Muddy Creek flows slowly through the winter snow and ice. The rate of flow has picked up as Skyline mine is pumping about 4,400 gallons of water a minute into the stream. The flow eventually ends up in Scofield Reservoir, the main water supply for Carbon County.

The Price River Water Improvement District discussed several potential impacts to Scofield Reservoir at a board meeting on April 19.

The topic of the discussion focused on water from Skyline mine and a letter defining time lines on spillway reconstruction at Scofield Reservoir from the United States Bureau of Reclamation to the Carbon Water Conservancy District.

The letter to conservancy board member Richard Lee from BOR field engineering manager Curtis Pledger spelled out when the construction project will take place on the 60-year-old dam.

While other spillway reconstruction work has taken place at Scofield, the upcoming project is the first that BOR has taken the major role in financing.

According to the letter from the federal agency, the initial design and engineering cost estimates will be into BOR by the end of the week.

Next will come a value engineering study that will include preferred alternatives, which should be completed by the first part of May.

Final designs will be reviewed in October and be pretty much in place by the end of November, when the reclamation bureau project expects to submit the project to U.S. Congress for approval.

Recent meetings also took place with Utah Department of Transportation officials concerning the replacement of the bridge crossing over the spillway at the reservoir.

After the final design and approval, bids will be let in early 2006, with construction expected to be started within one year.

The projected completion date for the bridge project is in late fall 2007.

While the bridge project is underway, water pumped from Skyline mine will continue to have an impact on Scofield Reservoir.

According to a report developed by PRWID assistant district manager Jeff Richens, the mine is presently pumping 4380 gallons per minute of water into Muddy Creek, which ultimately runs into the reservoir. However in a couple of months that flow will drop to about 3300 gallons per minute.

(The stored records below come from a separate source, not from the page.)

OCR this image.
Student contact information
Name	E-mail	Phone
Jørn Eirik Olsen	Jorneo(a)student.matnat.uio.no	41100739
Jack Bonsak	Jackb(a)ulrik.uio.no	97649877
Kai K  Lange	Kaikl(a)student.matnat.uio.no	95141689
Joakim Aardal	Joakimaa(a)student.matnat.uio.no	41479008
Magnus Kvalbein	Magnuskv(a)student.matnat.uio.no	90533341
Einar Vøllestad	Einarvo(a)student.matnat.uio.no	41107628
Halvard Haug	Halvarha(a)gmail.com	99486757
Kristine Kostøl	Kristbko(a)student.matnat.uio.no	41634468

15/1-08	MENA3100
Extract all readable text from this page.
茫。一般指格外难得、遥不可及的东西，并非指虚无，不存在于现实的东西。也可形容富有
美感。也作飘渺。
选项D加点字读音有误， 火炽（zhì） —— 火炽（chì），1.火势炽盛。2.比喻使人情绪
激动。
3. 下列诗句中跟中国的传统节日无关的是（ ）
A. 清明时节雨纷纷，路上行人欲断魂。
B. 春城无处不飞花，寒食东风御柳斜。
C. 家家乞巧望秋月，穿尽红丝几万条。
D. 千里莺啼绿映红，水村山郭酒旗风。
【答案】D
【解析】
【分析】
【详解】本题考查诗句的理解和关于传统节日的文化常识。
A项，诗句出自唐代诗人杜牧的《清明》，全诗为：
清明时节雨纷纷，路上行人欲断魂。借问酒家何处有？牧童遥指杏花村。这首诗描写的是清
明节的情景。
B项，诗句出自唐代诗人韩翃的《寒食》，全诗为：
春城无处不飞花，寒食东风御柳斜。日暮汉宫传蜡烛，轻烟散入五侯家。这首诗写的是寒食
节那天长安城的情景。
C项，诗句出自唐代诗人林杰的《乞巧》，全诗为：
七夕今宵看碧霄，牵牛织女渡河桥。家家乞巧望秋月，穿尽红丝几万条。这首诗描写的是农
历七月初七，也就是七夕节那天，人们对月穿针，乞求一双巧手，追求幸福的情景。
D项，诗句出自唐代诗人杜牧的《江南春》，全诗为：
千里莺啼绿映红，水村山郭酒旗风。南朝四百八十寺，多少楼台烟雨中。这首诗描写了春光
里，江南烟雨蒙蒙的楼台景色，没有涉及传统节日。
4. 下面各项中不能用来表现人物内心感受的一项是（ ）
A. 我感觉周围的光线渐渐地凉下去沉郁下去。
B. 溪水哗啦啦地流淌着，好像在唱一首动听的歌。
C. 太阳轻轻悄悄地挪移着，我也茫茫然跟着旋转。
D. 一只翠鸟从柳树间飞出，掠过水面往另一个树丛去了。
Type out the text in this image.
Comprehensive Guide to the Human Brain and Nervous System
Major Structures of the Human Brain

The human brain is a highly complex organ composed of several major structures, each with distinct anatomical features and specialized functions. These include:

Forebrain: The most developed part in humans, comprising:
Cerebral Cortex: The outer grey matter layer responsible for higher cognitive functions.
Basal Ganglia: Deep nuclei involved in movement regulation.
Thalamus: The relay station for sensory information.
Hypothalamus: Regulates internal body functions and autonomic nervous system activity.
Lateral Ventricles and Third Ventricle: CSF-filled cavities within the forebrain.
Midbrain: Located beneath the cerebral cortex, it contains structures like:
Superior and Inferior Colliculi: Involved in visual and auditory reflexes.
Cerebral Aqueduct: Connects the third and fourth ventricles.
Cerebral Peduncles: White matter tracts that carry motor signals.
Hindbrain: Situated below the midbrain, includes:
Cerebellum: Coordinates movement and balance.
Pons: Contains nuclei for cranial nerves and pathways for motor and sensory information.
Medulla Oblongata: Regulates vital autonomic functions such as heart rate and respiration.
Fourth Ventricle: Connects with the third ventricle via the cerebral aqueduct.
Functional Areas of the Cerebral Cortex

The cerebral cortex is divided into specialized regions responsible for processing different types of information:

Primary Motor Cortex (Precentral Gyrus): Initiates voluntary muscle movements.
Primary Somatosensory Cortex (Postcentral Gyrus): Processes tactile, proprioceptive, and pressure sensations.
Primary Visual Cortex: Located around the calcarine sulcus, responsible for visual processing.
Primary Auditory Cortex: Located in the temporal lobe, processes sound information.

Richens also reported about the other two pumps that are bringing water out of the area of the mine. The James Canyon one pump is now pumping 4000 gallons per minute and that water is flowing into Electric Lake in Emery County. The James Canyon three pump has not been operating since early last July and there is no plan to start it up again.

The James Canyon one pump is situated in a fracture zone about 70 feet below the level of the mine itself and has been pumping water since September of 2001. The water that comes out of this pump is uncontaminated water which is why it can still operate and pump water into Electric Lake which has high water quality standards due to the fishery and other factors.

The James Canyon three pump ran between July 2003 and 2004, but it brought water directly from the mine works and the water proved to be unsatisfactory for the Electric Lake drainage. There were also some pump problems involved as well.

Prior to September 2001, all water discharges from the mine were down Eccles Canyon and that average discharge was 1654 gallons per minute.

A chart released with the report shows that since the fall of 2001, two months after miners hit water in the Skyline Mine and it began to fill up, about 55,000 acre feet of water have been pumped out of the mine. About 34,000 acre feet of that has been sent down Eccles Canyon, while the remainder went into Electric Lake via the James Canyon pumps.

When the water first began to fill the mine it was thought that the water was underground water that had not seen the surface in thousands of years, due to the lack of radioactive particles in it that have been put into surface water supplies all over the world by atomic bomb testing. However, since then there has been speculation that the water was coming from a fissure in the bottom of Electric Lake.

While many tests and studies have been done, opinions of geologists and hydrologists still vary on the source of the water that is filling the mine. The mine suspended operations last year but is presently resuming their work in another part of the operation where the water is not having an impact on removing the coal.